Julianne Moore had loved the Bier’s film, and when Freundlich, to whom she’s married, began adapting the story, she thought the role of Theresa could present an interesting acting challenge.
While Freundlich was writing, Moore gave him valuable input, which included insights into the characters and how they related to one another.
“I love family stories and movies that are about relationships,” she said, “because that’s the stuff of our lives. I think all of us have some sort of story in that world, and I’m most interested in those personal narratives.”
After Freundlich completed the script, Moore committed to playing Theresa.
“Casting is never easy,” noted Michaels, “but with Julie on board, she made it a whole lot easier to sign the rest of the cast. She and Bart were instrumental in bringing Michelle Williams and Billy Crudup to the film.”
Freundlich says that casting is one of the most enjoyable aspects of the filmmaking process, and casting After the Wedding was especially rare; It was the first time he got the exact actors he’d been picturing in his head, while he was writing the script. He’s long been impressed with Michelle Williams’ soulfulness and craft, and has done two previous films with Crudup, who is also a close friend.
Michelle Williams was deeply drawn in by the emotional peaks and valleys that are inherent in the story. “I’m always keen to do something that I haven’t done before, and that I don’t quite know how to do,” she said. “It felt exciting to stretch for Isabel, and for that growth to be a little bit painful, because I wound up in new places each time.”
Williams was also so moved by the depth of Isabel’s loyalty to the children of the orphanage, that she told producer Harry Finkel she’d be willing to spend her own time working in a similar environment before shooting began.
The notion of what makes a “good” father in the film loomed large for Crudup.
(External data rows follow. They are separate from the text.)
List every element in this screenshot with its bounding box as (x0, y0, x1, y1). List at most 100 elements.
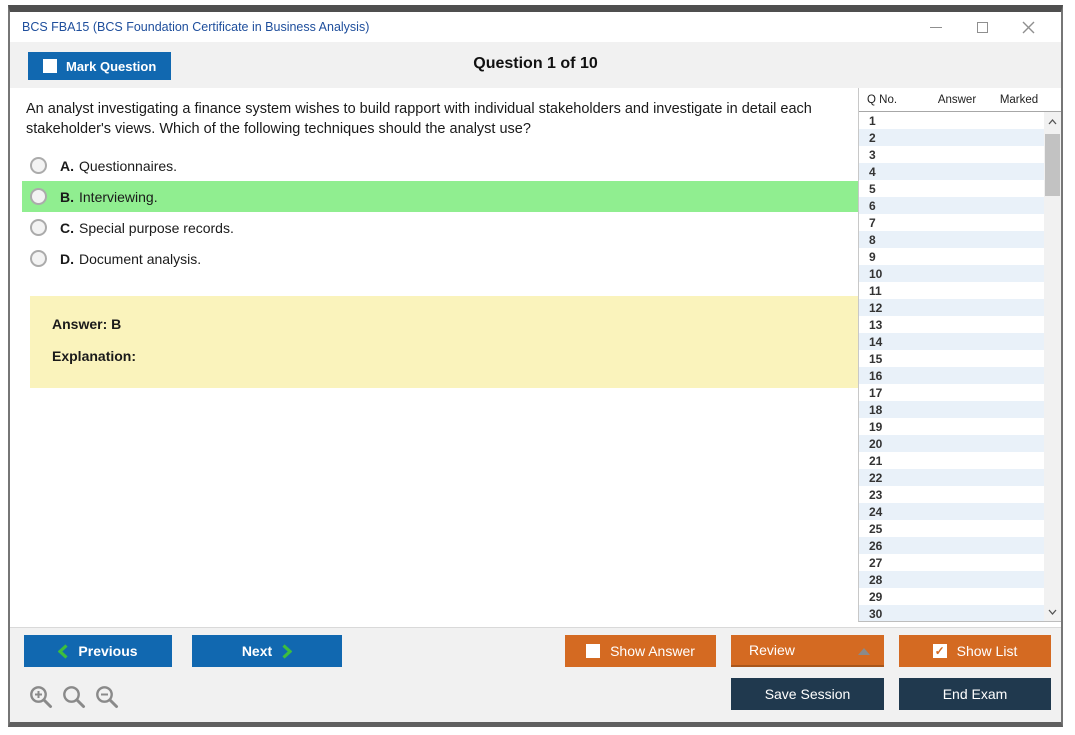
question-list-row[interactable]: 9 (859, 248, 1044, 265)
zoom-toolbar (28, 684, 120, 710)
question-number: 14 (869, 334, 883, 349)
review-button[interactable]: Review (731, 635, 884, 667)
question-list-row[interactable]: 18 (859, 401, 1044, 418)
next-button[interactable]: Next (192, 635, 342, 667)
question-number: 29 (869, 589, 883, 604)
question-list-row[interactable]: 15 (859, 350, 1044, 367)
close-icon (1022, 21, 1034, 33)
question-list-row[interactable]: 20 (859, 435, 1044, 452)
question-number: 3 (869, 147, 876, 162)
radio-button-icon[interactable] (30, 157, 47, 174)
chevron-left-icon (58, 643, 69, 659)
question-list-row[interactable]: 29 (859, 588, 1044, 605)
question-list-row[interactable]: 11 (859, 282, 1044, 299)
end-exam-button[interactable]: End Exam (899, 678, 1051, 710)
review-label: Review (749, 642, 795, 658)
question-list-row[interactable]: 14 (859, 333, 1044, 350)
maximize-button[interactable] (959, 12, 1005, 42)
question-list-row[interactable]: 3 (859, 146, 1044, 163)
question-list-row[interactable]: 25 (859, 520, 1044, 537)
option-label: A. Questionnaires. (60, 157, 178, 174)
radio-button-icon[interactable] (30, 219, 47, 236)
question-list-row[interactable]: 10 (859, 265, 1044, 282)
answer-options: A. Questionnaires. B. Interviewing. C. Specia… (22, 150, 860, 274)
show-answer-label: Show Answer (610, 643, 695, 659)
caret-up-icon (858, 648, 870, 655)
explanation-label: Explanation: (52, 348, 137, 364)
question-counter: Question 1 of 10 (473, 55, 598, 72)
close-button[interactable] (1005, 12, 1051, 42)
question-number: 4 (869, 164, 876, 179)
question-list-row[interactable]: 22 (859, 469, 1044, 486)
show-list-checkbox-icon: ✓ (932, 644, 947, 658)
checkmark-glyph: ✓ (934, 644, 945, 658)
zoom-out-icon[interactable] (94, 684, 120, 710)
show-answer-button[interactable]: Show Answer (565, 635, 716, 667)
question-number: 21 (869, 453, 883, 468)
option-label: C. Special purpose records. (60, 219, 234, 236)
show-list-label: Show List (956, 643, 1018, 659)
question-list-row[interactable]: 19 (859, 418, 1044, 435)
answer-option-c[interactable]: C. Special purpose records. (22, 212, 860, 243)
end-exam-label: End Exam (942, 686, 1008, 702)
question-list-row[interactable]: 23 (859, 486, 1044, 503)
question-list-row[interactable]: 28 (859, 571, 1044, 588)
question-number: 13 (869, 317, 883, 332)
question-list-panel: Q No. Answer Marked 1 2 3 4 5 6 7 8 9 10 11 12 13 14 1… (858, 88, 1061, 622)
answer-option-b[interactable]: B. Interviewing. (22, 181, 860, 212)
question-number: 6 (869, 198, 876, 213)
answer-label: Answer: B (52, 316, 122, 332)
question-list-row[interactable]: 27 (859, 554, 1044, 571)
question-list-row[interactable]: 2 (859, 129, 1044, 146)
question-list-row[interactable]: 30 (859, 605, 1044, 621)
question-list-row[interactable]: 17 (859, 384, 1044, 401)
question-list-row[interactable]: 12 (859, 299, 1044, 316)
question-list-row[interactable]: 6 (859, 197, 1044, 214)
radio-button-icon[interactable] (30, 250, 47, 267)
show-list-button[interactable]: ✓ Show List (899, 635, 1051, 667)
answer-option-d[interactable]: D. Document analysis. (22, 243, 860, 274)
question-list-row[interactable]: 13 (859, 316, 1044, 333)
question-list-row[interactable]: 7 (859, 214, 1044, 231)
mark-question-button[interactable]: Mark Question (28, 52, 172, 80)
option-label: B. Interviewing. (60, 188, 158, 205)
question-list: 1 2 3 4 5 6 7 8 9 10 11 12 13 14 15 16 17 18 19 20 21 22 23 24 2… (859, 112, 1044, 621)
zoom-reset-icon[interactable] (61, 684, 87, 710)
maximize-icon (976, 21, 988, 33)
scroll-up-icon[interactable] (1044, 113, 1061, 130)
question-number: 25 (869, 521, 883, 536)
question-list-row[interactable]: 21 (859, 452, 1044, 469)
question-list-row[interactable]: 16 (859, 367, 1044, 384)
mark-question-label: Mark Question (66, 58, 157, 74)
save-session-button[interactable]: Save Session (731, 678, 884, 710)
scrollbar-thumb[interactable] (1045, 134, 1060, 196)
previous-label: Previous (78, 643, 138, 659)
app-window: BCS FBA15 (BCS Foundation Certificate in… (8, 5, 1063, 727)
question-number: 30 (869, 606, 883, 621)
column-header-answer: Answer (937, 93, 977, 106)
question-list-row[interactable]: 26 (859, 537, 1044, 554)
answer-option-a[interactable]: A. Questionnaires. (22, 150, 860, 181)
question-list-scrollbar[interactable] (1044, 112, 1061, 621)
question-number: 19 (869, 419, 883, 434)
question-list-row[interactable]: 4 (859, 163, 1044, 180)
question-list-row[interactable]: 24 (859, 503, 1044, 520)
question-number: 28 (869, 572, 883, 587)
scroll-down-icon[interactable] (1044, 603, 1061, 620)
zoom-in-icon[interactable] (28, 684, 54, 710)
question-number: 8 (869, 232, 876, 247)
question-number: 18 (869, 402, 883, 417)
question-list-header: Q No. Answer Marked (859, 88, 1061, 112)
previous-button[interactable]: Previous (24, 635, 172, 667)
question-number: 5 (869, 181, 876, 196)
question-number: 24 (869, 504, 883, 519)
mark-question-checkbox-icon (43, 59, 57, 73)
question-number: 16 (869, 368, 883, 383)
answer-explanation-box: Answer: B Explanation: (30, 296, 860, 388)
question-list-row[interactable]: 8 (859, 231, 1044, 248)
radio-button-icon[interactable] (30, 188, 47, 205)
minimize-button[interactable] (913, 12, 959, 42)
question-list-row[interactable]: 1 (859, 112, 1044, 129)
question-list-row[interactable]: 5 (859, 180, 1044, 197)
option-label: D. Document analysis. (60, 250, 202, 267)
He and Freundlich have often had long discussions about their roles as fathers. The film’s themes of what a parent wishes to pass on to their children, how they want protect them, and how they sometimes fail as parents, really resonated with both of them. Crudup acknowledged that exploring creatively what had so far been personal interactions between friends, felt natural during filming.
“It’s always incredibly gratifying to work with Bart,” said Crudup. “He has an intuitive understanding of how monumental things most often happen in small scale. Almost every conversation we had about Oscar was about me diminishing the extent to which I’m revealing his inner turmoil. And doing that the right way, is in no small part due to Bart’s knowledge of how he was going to chart that course.”
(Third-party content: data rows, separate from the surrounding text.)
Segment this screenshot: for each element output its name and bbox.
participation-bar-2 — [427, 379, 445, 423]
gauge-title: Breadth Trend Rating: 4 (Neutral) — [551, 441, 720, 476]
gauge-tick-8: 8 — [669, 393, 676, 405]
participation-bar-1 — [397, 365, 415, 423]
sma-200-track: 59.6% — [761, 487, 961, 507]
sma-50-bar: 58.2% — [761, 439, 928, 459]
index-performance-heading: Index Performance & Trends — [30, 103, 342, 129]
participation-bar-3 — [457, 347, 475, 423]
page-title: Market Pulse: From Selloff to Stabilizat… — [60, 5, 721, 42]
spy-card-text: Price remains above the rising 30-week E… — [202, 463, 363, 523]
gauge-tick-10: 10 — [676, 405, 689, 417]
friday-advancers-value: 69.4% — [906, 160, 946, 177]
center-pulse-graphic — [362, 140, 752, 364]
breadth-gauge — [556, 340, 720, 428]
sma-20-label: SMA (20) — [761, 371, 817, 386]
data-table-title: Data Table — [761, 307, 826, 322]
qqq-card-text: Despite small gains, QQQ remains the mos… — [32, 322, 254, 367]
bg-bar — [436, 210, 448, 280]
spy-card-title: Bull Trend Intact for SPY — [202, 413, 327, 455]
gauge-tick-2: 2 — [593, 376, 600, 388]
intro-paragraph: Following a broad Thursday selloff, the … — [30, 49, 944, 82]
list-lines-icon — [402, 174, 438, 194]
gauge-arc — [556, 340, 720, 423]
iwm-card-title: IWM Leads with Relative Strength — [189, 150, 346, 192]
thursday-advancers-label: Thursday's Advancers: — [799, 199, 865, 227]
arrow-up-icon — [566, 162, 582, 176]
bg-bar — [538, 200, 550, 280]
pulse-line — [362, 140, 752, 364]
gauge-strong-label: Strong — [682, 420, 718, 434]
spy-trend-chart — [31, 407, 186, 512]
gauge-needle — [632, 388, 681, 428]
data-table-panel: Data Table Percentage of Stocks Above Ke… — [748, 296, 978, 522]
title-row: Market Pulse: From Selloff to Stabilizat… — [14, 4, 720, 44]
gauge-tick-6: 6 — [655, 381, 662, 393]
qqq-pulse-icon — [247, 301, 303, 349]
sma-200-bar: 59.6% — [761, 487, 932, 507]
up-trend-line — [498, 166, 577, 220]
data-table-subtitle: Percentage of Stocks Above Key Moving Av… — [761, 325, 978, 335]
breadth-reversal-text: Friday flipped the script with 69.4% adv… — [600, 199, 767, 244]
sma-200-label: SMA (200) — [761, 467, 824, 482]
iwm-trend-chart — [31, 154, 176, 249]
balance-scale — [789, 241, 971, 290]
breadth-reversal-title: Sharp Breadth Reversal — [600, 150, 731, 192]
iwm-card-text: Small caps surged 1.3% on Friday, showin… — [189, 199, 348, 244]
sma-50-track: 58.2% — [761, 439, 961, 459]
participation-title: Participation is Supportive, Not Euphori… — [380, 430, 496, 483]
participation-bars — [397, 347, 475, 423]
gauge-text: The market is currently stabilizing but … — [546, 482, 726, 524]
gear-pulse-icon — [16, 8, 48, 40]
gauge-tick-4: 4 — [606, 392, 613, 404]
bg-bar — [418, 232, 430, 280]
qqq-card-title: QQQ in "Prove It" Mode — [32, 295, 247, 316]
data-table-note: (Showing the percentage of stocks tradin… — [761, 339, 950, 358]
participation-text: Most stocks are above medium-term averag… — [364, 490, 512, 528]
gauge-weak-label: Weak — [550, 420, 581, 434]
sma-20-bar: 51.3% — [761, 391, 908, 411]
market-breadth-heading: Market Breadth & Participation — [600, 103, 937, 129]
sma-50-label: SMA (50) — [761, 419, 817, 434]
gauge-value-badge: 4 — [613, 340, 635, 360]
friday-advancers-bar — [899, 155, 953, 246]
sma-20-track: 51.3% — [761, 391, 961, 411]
Moore was an early supporter of casting Abby Quinn as Grace. “She is marvelous,” enthused Moore. “And because I had been involved in this movie, as a partner to my husband, I saw all of the auditions. She stood out for me right away. She was completely effortless, and open and lovely to watch. I remember thinking, ‘Oh please, let it be her.'”
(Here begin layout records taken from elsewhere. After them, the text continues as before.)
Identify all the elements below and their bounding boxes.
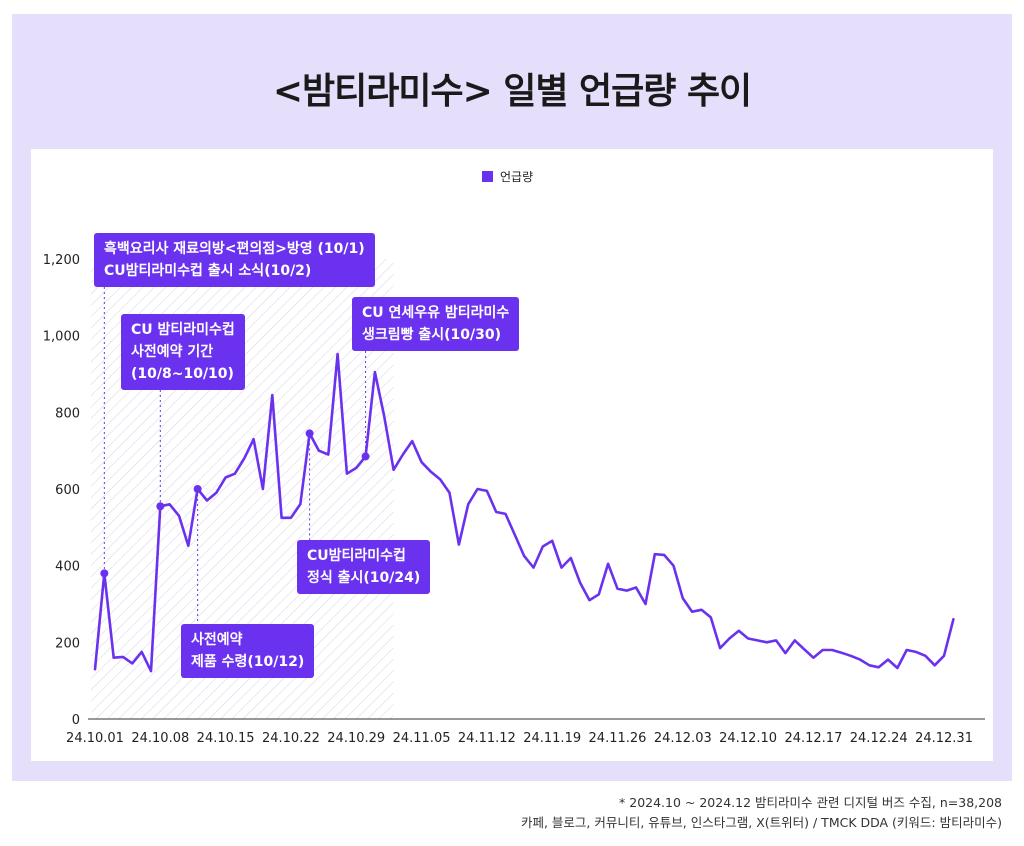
annotation-chef-broadcast: 흑백요리사 재료의방<편의점>방영 (10/1) CU밤티라미수컵 출시 소식(… [94,233,375,287]
chart-title: <밤티라미수> 일별 언급량 추이 [272,71,752,112]
x-tick-label: 24.10.15 [197,731,255,746]
event-marker [100,569,109,578]
x-tick-label: 24.10.01 [66,731,124,746]
x-tick-label: 24.12.24 [850,731,908,746]
annotation-line: (10/8~10/10) [131,366,234,382]
y-tick-label: 1,200 [43,253,80,268]
annotation-preorder-period: CU 밤티라미수컵 사전예약 기간 (10/8~10/10) [121,314,245,390]
event-marker [361,452,370,461]
annotation-line: 생크림빵 출시(10/30) [362,327,502,343]
event-marker [193,485,202,493]
annotation-preorder-pickup: 사전예약 제품 수령(10/12) [181,624,315,678]
x-tick-label: 24.12.17 [784,731,842,746]
series-line-mentions [93,352,955,673]
event-marker [156,502,165,511]
y-tick-label: 0 [72,713,80,728]
x-tick-label: 24.11.12 [458,731,516,746]
y-tick-label: 400 [55,560,80,575]
annotation-line: CU밤티라미수컵 출시 소식(10/2) [104,263,312,279]
y-tick-label: 200 [55,636,80,651]
x-tick-label: 24.10.29 [327,731,385,746]
x-tick-label: 24.10.22 [262,731,320,746]
annotation-line: 흑백요리사 재료의방<편의점>방영 (10/1) [104,241,365,257]
footnote-source: * 2024.10 ~ 2024.12 밤티라미수 관련 디지털 버즈 수집, … [619,795,1002,810]
annotation-line: 정식 출시(10/24) [307,570,421,586]
x-tick-label: 24.11.05 [393,731,451,746]
x-tick-label: 24.10.08 [131,731,189,746]
x-tick-label: 24.12.03 [654,731,712,746]
legend-swatch [482,171,493,182]
annotation-line: CU 밤티라미수컵 [131,322,235,338]
annotation-line: CU 연세우유 밤티라미수 [362,305,510,321]
footnote: * 2024.10 ~ 2024.12 밤티라미수 관련 디지털 버즈 수집, … [521,793,1002,833]
x-tick-label: 24.12.31 [915,731,973,746]
x-tick-label: 24.11.19 [523,731,581,746]
y-tick-label: 800 [55,406,80,421]
annotation-line: 제품 수령(10/12) [191,654,305,670]
annotation-cream-bread-launch: CU 연세우유 밤티라미수 생크림빵 출시(10/30) [352,297,520,351]
y-tick-label: 600 [55,483,80,498]
footnote-channels: 카페, 블로그, 커뮤니티, 유튜브, 인스타그램, X(트위터) / TMCK… [520,815,1002,830]
event-marker [305,429,314,438]
x-tick-label: 24.12.10 [719,731,777,746]
annotation-line: 사전예약 [191,632,243,648]
annotation-official-launch: CU밤티라미수컵 정식 출시(10/24) [297,540,431,594]
x-tick-label: 24.11.26 [589,731,647,746]
annotation-line: 사전예약 기간 [131,344,214,360]
annotation-line: CU밤티라미수컵 [307,548,406,564]
y-tick-label: 1,000 [43,330,80,345]
legend-label: 언급량 [500,170,533,184]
With an abbreviated schedule and very little time for the actors to rehearse prior to shooting, Quinn was concerned about effectively portraying Grace in the context of the character’s close familial relationships, but her fears were soon allayed.
“Right after meeting Julie and Bart I knew it would be okay,” laughed Quinn. “I spent several hours hanging out at their house. We talked about their kids and where they grew up. Just being with them and talking about our lives, gave me the chance to build a relationship with Julie, and understand what Bart wanted from the character, before we ever got in front of a camera.”
“What I found with Billy Crudup, Michelle Williams, Julianne Moore and Abby Quinn, is that these are actors who embraced the conflict and the contradiction,” Freundlich added. “They were ‘happy’ with the endless peeling back of the layers of what could be going on. They strove to uncover the subtleties of how much these people were aware their behavior, and how much of it was unconscious.”